Peter Schiff Predicts Tether to Surpass Ethereum and Bitcoin as Market Caps Shift
Economist Peter Schiff has asserted that Tether (USDT) will eventually surpass both Ethereum (ETH) and Bitcoin (BTC) in market capitalization, framing the growth of stablecoins as a pivotal trend in the cryptocurrency sector. As of June 4, 2026, Tether’s market cap stood at $187.35 billion, while Ethereum’s was $216.03 billion, and Bitcoin’s reached $1.286 trillion, according to a report by CoinEdition.
Shiff’s Prediction and Market Dynamics
On June 4, 2026, Schiff stated, “The market cap of Tether will soon surpass the market cap of Ethereum. It will eventually surpass the market cap of Bitcoin too. The only question is how long it will take.” His comments highlight a shift in focus within the crypto space, where stablecoins like Tether are increasingly seen as tools for payment networks, settlement systems, and global commerce rather than speculative assets.

Tether’s current valuation is $28.68 billion behind Ethereum’s, requiring a 6.9x growth to match Bitcoin’s market cap. Schiff argues that the “real growth story in crypto” lies in the adoption of digital dollars, emphasizing the role of stablecoins in DeFi and cross-border transactions.
Stablecoins vs. Volatile Assets
Shiff’s critique of Bitcoin centers on its volatility, which he claims undermines its credibility as a store of value. “An asset that declines during market panic cannot claim the status of a reserve currency,” he said. In contrast, stablecoins like Tether, which maintain a 1:1 peg to the U.S. dollar, attract investors seeking stability amid crypto market fluctuations.

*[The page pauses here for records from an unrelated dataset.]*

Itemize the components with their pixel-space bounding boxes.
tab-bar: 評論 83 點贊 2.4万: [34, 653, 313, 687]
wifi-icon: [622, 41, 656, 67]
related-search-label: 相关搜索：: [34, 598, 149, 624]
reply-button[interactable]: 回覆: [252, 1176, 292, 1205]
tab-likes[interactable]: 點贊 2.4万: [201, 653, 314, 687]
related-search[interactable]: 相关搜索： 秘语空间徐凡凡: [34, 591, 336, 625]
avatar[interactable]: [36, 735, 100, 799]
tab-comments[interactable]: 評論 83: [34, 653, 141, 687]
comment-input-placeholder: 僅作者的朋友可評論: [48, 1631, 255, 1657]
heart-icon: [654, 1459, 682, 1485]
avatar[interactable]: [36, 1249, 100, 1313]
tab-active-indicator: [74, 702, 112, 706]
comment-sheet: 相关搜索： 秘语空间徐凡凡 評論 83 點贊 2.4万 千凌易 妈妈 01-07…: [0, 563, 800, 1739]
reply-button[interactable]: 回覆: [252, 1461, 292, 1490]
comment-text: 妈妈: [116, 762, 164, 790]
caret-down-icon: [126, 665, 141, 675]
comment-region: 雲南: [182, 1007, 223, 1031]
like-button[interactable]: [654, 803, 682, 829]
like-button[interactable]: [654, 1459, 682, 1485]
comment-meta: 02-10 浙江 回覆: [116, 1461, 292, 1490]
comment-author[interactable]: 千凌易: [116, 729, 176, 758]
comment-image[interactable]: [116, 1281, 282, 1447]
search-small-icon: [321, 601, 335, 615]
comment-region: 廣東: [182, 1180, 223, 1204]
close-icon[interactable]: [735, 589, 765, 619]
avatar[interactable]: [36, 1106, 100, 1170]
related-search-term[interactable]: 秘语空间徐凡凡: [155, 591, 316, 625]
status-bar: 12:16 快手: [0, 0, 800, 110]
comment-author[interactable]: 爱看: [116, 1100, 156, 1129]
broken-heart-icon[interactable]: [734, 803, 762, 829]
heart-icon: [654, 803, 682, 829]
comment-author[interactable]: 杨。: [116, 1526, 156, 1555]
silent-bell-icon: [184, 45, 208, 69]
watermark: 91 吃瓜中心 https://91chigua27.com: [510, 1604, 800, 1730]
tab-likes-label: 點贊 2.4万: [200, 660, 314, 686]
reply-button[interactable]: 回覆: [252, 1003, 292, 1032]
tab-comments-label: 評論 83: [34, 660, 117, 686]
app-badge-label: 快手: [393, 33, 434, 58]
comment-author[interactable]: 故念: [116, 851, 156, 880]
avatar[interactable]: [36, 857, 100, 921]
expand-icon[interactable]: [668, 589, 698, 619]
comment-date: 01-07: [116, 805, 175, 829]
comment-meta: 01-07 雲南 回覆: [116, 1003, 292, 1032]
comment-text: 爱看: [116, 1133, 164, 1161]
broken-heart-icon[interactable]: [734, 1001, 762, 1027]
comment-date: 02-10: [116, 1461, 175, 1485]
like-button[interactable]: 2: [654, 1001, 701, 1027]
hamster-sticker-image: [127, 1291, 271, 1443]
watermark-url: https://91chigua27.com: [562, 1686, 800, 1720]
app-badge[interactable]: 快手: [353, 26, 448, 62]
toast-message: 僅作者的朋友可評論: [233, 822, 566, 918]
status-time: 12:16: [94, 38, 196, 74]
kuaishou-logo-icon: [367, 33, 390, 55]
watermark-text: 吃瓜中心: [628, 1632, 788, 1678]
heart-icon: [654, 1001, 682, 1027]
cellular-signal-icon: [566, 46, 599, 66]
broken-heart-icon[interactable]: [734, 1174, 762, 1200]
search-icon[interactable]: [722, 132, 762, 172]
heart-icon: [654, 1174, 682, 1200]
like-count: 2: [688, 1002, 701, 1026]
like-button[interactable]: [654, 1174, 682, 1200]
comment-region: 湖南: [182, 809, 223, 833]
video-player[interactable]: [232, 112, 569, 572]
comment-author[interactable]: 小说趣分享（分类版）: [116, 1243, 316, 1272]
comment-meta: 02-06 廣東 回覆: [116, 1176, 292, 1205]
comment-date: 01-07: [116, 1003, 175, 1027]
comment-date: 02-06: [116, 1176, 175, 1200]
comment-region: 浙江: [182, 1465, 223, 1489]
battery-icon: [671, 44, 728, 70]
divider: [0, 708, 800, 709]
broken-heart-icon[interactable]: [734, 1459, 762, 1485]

As of mid-2026, the broader stablecoin ecosystem held over $320 billion in liquidity, with Tether dominating at $187.35 billion. Stablecoins now account for 75% of total trading volume in the first quarter of 2026, according to industry data.
Challenges and Regulatory Hurdles
Despite its growth, Tether faces regulatory scrutiny, particularly in the European Union. The absence of a MiCA (Markets in Crypto-Assets) license has restricted its access to regulated platforms in the region. Meanwhile, Bitcoin’s price has fluctuated, with recent declines triggering $1.6 billion in liquidations on derivatives markets, as noted in the original article.
Implications for Investors
Shiff’s prediction underscores the evolving role of stablecoins in portfolio strategies. While his bearish forecasts for Bitcoin have historically been inaccurate, his emphasis on stablecoin adoption aligns with broader trends. Investors are increasingly allocating funds to stablecoins to hedge against volatility, using them for DeFi lending, cross-border payments, and as a “safe haven” during market downturns.
“A stablecoin portfolio can generate returns without exposure to crypto’s wild swings,” said a DeFi analyst. “It’s a strategic move for those seeking both liquidity and growth.”